The student in question attends Bishop McDevitt High School in Harrisburg, Pennsylvania. The school is a private, coeducational Catholic high school of the diocese of Harrisburg. It is not subject to state laws affecting the public school system.
Aniya Wolf, an out of the closet lesbian, has worn a shirt and pants for the three years she has attended Bishop McDevitt, never being pressured to wear a skirt to school as is an option for female students. Yet, she was not allowed to wear pants to the prom. Wolf’s family received a last-minute email saying all female students had to wear dresses.
Understandably, both Wolf and her mother, Carolyn Wolf, thought the sudden rule change to be unfair. The family had just gone out and purchased a new suit for Aniya, which she was looking forward to wearing. The school issued a statement on Saturday, May 7 that it had sent out an email back on March 6, saying that all girls had to wear a dress or would not be admitted.
Aniya decided to attend the prom in her suit, knowing she might be barred from entry, perhaps to make a statement of the unfairness of the situation.
There have been several similar instances of private schools laying down unfair rules or laws that female students cannot wear certain clothing to class or school functions. For example, in Melbourne, Australia, a six year old was told she could not wear trousers instead of a skirt (with or without tights) to play soccer with the male students and to be warm in winter weather. Her mother started an online petition that gained more than 2,000 signatures. Another female student, this time a high schooler from Canada at a Catholic private school, was told to cover up her shoulders because the tank top she was wearing was not the requisite three inches wide. However, the teacher who tried to enforce this dress code used three of his largest fingers (which measured wider than three inches put together) to gauge the width of the student’s shoulder strap. The most ridiculous aspect turned out to be that the teacher demanded that the student cover her shoulders with an oversize stuffed snake.

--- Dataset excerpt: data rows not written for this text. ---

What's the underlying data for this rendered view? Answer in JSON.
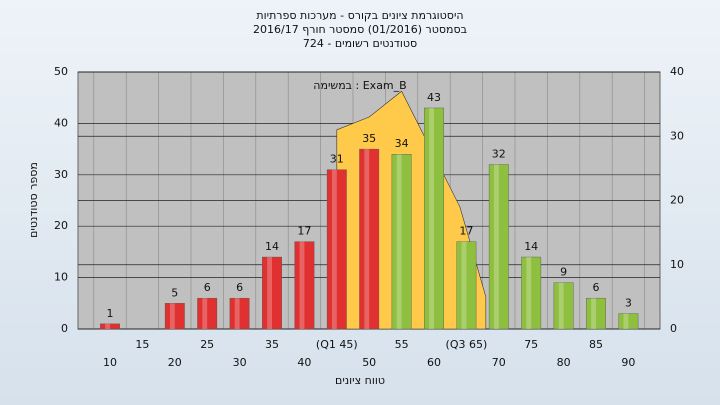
{
  "chart_data": {
    "type": "bar",
    "title": "היסטוגרמת ציונים בקורס - מערכות ספרתיות",
    "subtitle": "בסמסטר  (01/2016)  סמסטר חורף 2016/17",
    "subtitle2": "סטודנטים רשומים - 724",
    "annotation": "במשימה : Exam_B",
    "y_label": "מספר סטודנטים",
    "x_label": "טווח ציונים",
    "categories": [
      "10",
      "15",
      "20",
      "25",
      "30",
      "35",
      "40",
      "(Q1 45)",
      "50",
      "55",
      "60",
      "(Q3 65)",
      "70",
      "75",
      "80",
      "85",
      "90"
    ],
    "values": [
      1,
      null,
      5,
      6,
      6,
      14,
      17,
      31,
      35,
      34,
      43,
      17,
      32,
      14,
      9,
      6,
      3
    ],
    "colors": [
      "#e03030",
      "#e03030",
      "#e03030",
      "#e03030",
      "#e03030",
      "#e03030",
      "#e03030",
      "#e03030",
      "#e03030",
      "#8fbf3f",
      "#8fbf3f",
      "#8fbf3f",
      "#8fbf3f",
      "#8fbf3f",
      "#8fbf3f",
      "#8fbf3f",
      "#8fbf3f"
    ],
    "area": {
      "type": "area",
      "axis": "y2",
      "color": "#ffc94a",
      "x": [
        45,
        50,
        55,
        64,
        68
      ],
      "values": [
        31,
        33,
        37,
        19,
        5
      ]
    },
    "ylim": [
      0,
      50
    ],
    "yticks": [
      0,
      10,
      20,
      30,
      40,
      50
    ],
    "y2lim": [
      0,
      40
    ],
    "y2ticks": [
      0,
      10,
      20,
      30,
      40
    ],
    "grid": true
  }
}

Though these are examples from private institutions which are not under Title IX or other federal law, discrimination against female students for the clothing they wear is not limited to private schools. Public schools certainly have dealt with their share of bodyshaming female students for their clothing choices as well, for ridiculous reasons such as “distracting” their fellow male students, as if the male students should not learn to control themselves. For example, a Missouri teenager was kicked out of prom for wearing a two piece prom dress that revealed, in the school administrator’s opinion, a little bit too much skin. In California, female students were targeted unfairly when they were forced to sign a dress code conduct form that stated girls could not wear anything low cut or too short, while boys were only prohibited from wearing shorts or denim. In Seattle, middle school female students fought back against a dress code that was far more restrictive for girls than boys, and mostly had to do with hormonal issues. A mother in North Carolina even argued that her daughter’s school dress code discriminated against tall girls who could not find shorts that hit the requisite finger-tip length.
Aniya Wolf is clearly not alone in her struggle to wear the clothing she feels appropriate to school.